= John Smith of Grothill =

Scottish landowner and merchant

Sir John Smith of Grothill and Kings Cramond (c. 1600 – c. 1675) was a 17th-century Scottish landowner and merchant who served as Lord Provost of Edinburgh from 1643 to 1646.

==Life==
He was the son of Robert Smith and Gillis Mowbray, a daughter of John Mowbray of Barnbougle.

In 1634 he is first referred to as "John Smith of Grothill" in the purchase of the Southfield estate (south of Edinburgh) from William Adamson of Craigcrook (his close neighbour). Grant alternatively places him at Groat Hall, a mansion to the west near Craigleith.

As a burgess of Edinburgh he and one other (Hugh Kennedy of Ayr) were dispatched to London to settle the Treaty of London in 1641. He was also involved in the drafting of the Solemn League and Covenant in 1643.

In 1643 he succeeded Sir Alexander Clerk of Pittencrieff as Lord Provost of Edinburgh. The time of this is critical as it immediately precedes Scotland's involvement in the English Civil War and is said to have been a tactical election. In his capacity as Provost, in 1645, with his brother-in-law Sir William Gray, he met the captain of an Algerian ship who had an armed ship placed within Leith Roads. The pirate demanded the provost's son as a hostage, but Smith had only a daughter, and furthermore that daughter was stricken with the plague which swept Edinburgh in that year. Gray's daughter Egidia, had died of the plague earlier that year. However, the "Moor" offered to cure Smith's daughter: if he failed he would leave; if he succeeded a ransom should be paid. Smith took some days to decide, while the "moor" lodged in a house at the head of the Canongate. However, the physician who appeared was not the moor, but Andrew Gray son of Master Gray of Kinfauns, who had for many years been serving the Emperor of Morocco where his sister was one of the emperor's wives. Andrew Gray had fled Edinburgh at the time of rioting due to the coronation of King Charles I, and had been living in exile. The story tells that he saved her life and then married her. Gray and his wife settled on the Canongate in the building now known as Morocco Land.

He was succeeded as Provost by Sir Archibald Tod. His most important task in this period was representing the city of Edinburgh during the creation of the Solemn League and Covenant in 1643: the document which gives name to the Covenanters. Although beyond his term of office he also appears on the Treaty of 1650 (with Charles II) presumably due to ongoing negotiation in its terms.

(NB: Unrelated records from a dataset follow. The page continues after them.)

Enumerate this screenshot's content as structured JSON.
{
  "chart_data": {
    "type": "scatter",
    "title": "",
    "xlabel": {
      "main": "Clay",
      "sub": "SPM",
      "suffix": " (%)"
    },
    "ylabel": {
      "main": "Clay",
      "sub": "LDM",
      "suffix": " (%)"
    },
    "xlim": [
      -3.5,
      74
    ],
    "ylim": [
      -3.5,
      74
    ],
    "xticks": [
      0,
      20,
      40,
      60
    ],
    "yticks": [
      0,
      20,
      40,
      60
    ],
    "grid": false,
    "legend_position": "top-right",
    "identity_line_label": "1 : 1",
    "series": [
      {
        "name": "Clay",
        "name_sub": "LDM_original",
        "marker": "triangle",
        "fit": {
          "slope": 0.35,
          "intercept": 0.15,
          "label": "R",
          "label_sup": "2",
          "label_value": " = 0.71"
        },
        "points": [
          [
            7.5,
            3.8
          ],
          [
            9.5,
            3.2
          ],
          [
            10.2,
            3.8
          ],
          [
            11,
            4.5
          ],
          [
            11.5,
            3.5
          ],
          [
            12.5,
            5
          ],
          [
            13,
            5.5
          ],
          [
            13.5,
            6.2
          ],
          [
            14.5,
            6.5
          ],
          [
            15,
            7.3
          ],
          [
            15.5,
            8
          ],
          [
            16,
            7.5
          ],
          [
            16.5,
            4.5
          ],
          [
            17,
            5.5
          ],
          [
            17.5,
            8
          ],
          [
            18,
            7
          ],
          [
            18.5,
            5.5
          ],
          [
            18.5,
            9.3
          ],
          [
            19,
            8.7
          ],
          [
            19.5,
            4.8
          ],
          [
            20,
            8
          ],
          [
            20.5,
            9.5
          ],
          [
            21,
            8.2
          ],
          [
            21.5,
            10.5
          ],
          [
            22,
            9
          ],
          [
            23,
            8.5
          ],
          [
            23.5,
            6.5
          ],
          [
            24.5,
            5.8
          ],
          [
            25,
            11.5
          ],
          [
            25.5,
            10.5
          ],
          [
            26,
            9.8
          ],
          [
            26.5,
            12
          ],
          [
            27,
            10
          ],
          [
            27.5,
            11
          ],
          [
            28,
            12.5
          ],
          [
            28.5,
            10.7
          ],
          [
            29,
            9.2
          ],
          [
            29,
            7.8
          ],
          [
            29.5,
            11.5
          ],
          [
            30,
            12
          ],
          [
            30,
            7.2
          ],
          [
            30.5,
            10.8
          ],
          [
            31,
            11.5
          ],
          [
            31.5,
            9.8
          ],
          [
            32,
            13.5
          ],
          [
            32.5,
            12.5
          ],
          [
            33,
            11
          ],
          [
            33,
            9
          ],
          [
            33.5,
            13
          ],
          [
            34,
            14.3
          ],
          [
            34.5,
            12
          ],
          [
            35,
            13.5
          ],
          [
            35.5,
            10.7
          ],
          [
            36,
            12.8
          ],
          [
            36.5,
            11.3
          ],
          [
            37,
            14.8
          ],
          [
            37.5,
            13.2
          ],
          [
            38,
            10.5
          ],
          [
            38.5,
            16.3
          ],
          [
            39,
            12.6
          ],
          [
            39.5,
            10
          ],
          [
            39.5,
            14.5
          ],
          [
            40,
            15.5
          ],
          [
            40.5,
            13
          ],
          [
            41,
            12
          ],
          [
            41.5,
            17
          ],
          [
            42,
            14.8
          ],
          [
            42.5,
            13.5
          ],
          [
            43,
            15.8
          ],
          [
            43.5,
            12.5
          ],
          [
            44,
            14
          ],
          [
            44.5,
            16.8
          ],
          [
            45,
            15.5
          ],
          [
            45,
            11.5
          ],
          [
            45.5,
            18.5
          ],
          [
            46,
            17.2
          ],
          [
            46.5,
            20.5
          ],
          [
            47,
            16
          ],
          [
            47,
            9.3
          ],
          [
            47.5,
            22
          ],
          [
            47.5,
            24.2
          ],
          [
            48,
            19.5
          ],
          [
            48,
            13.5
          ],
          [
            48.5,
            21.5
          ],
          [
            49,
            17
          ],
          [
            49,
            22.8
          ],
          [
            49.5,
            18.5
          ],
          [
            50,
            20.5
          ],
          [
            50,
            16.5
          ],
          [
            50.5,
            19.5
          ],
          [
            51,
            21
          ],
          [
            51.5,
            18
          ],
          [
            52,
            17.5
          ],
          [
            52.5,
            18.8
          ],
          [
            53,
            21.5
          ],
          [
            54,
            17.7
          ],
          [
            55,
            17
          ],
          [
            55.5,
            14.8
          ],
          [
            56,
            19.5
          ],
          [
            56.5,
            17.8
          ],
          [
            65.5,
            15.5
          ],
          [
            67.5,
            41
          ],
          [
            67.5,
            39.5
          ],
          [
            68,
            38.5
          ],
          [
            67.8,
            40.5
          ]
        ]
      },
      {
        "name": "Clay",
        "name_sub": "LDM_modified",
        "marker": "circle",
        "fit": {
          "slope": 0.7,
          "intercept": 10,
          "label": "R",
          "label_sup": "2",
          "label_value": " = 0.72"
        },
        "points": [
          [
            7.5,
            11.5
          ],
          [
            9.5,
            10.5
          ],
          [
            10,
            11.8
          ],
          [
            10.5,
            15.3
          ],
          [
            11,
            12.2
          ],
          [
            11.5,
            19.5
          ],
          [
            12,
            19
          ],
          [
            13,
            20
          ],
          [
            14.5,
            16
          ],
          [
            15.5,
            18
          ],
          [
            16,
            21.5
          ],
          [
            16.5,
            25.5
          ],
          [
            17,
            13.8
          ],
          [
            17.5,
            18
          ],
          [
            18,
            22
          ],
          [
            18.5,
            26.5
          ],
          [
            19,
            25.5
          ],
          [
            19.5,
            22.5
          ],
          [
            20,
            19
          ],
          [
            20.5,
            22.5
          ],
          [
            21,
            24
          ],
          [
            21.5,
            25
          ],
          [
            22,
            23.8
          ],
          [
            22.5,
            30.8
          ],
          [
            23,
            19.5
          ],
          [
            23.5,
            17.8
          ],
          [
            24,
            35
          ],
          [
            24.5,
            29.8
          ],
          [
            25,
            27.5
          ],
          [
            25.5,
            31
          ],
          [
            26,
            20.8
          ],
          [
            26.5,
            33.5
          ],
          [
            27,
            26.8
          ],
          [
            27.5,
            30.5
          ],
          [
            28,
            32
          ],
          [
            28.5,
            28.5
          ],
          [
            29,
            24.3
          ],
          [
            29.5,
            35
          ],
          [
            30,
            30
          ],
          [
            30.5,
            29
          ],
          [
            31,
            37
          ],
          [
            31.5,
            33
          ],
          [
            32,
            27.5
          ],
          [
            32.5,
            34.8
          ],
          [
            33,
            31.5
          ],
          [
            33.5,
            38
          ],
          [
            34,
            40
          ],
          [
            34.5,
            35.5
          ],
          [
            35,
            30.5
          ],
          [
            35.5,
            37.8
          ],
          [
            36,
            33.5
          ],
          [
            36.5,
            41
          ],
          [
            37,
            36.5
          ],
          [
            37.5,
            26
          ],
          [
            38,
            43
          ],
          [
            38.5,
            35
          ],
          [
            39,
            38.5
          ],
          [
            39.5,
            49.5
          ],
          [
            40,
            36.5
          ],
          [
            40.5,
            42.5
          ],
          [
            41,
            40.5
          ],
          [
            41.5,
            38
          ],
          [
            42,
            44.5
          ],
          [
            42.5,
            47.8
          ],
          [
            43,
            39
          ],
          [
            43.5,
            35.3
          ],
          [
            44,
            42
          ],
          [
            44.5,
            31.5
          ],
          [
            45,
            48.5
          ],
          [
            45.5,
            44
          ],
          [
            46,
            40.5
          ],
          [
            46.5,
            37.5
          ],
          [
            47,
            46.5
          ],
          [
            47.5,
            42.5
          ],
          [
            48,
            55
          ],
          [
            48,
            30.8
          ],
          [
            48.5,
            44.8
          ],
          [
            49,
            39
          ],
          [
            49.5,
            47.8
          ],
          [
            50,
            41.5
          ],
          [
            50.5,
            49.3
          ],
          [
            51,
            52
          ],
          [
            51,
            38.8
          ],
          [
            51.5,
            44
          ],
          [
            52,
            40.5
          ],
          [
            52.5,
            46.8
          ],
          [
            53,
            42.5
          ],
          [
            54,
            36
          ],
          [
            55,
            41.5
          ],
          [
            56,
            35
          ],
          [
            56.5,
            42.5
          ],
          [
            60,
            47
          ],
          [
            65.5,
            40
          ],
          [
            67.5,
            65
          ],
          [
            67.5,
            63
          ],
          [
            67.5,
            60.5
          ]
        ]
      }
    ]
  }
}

In 1651 he took over from James Steuart of Coltness as Collector General of Excise (together with John Wauchope) a highly unpopular role during these periods of high taxation.
In 1676 John Inglis of Cramond purchased Kings Cramond from the "creditors of John Smith of Grothill" implying Smith was deceased and his estate was broken.

Grothill (Grotil) House is first shown in a map in John Adair's 1682 map of central Scotland. It stood south-east of Drylaw House.

The original Kings Cramond House stood on what is now Barton Avenue West. It was demolished around 1800 and replaced by a huge mansion by Robert Adam known as Barton House and owned by the Ramsays of Barnton, a banking family. The second mansion was demolished in 1920 and redeveloped as large villas.

Groathill House was demolished in 1925 to create Telford Road, the main link between Ferry Road and Queensferry Road.

==Family==
His sister Egidia Smith ( Geida or Geils), married Sir William Gray of Pittendrum, an Edinburgh merchant and son of Andrew Gray, 7th Lord Gray. Their six sons and twelve daughters including Andrew Gray. Their daughter Agnes married John Dundas of Dundas Castle and Newliston. Following the death of John Dundas she married Archibald Primrose, Lord Rosebery. Her daughter Elizabeth married John, Earl of Stair.

Another sister, Agnes Smith was second wife to John Byres of Coates, Treasurer of the Council while he was Provost.

John Smith married Jonet Eleis. His sons Robert Smith of Southfield (born 1631), and John Smith younger inherited his properties. The estate was broken and sold from 1676, John Smith sold Grothill in 1683.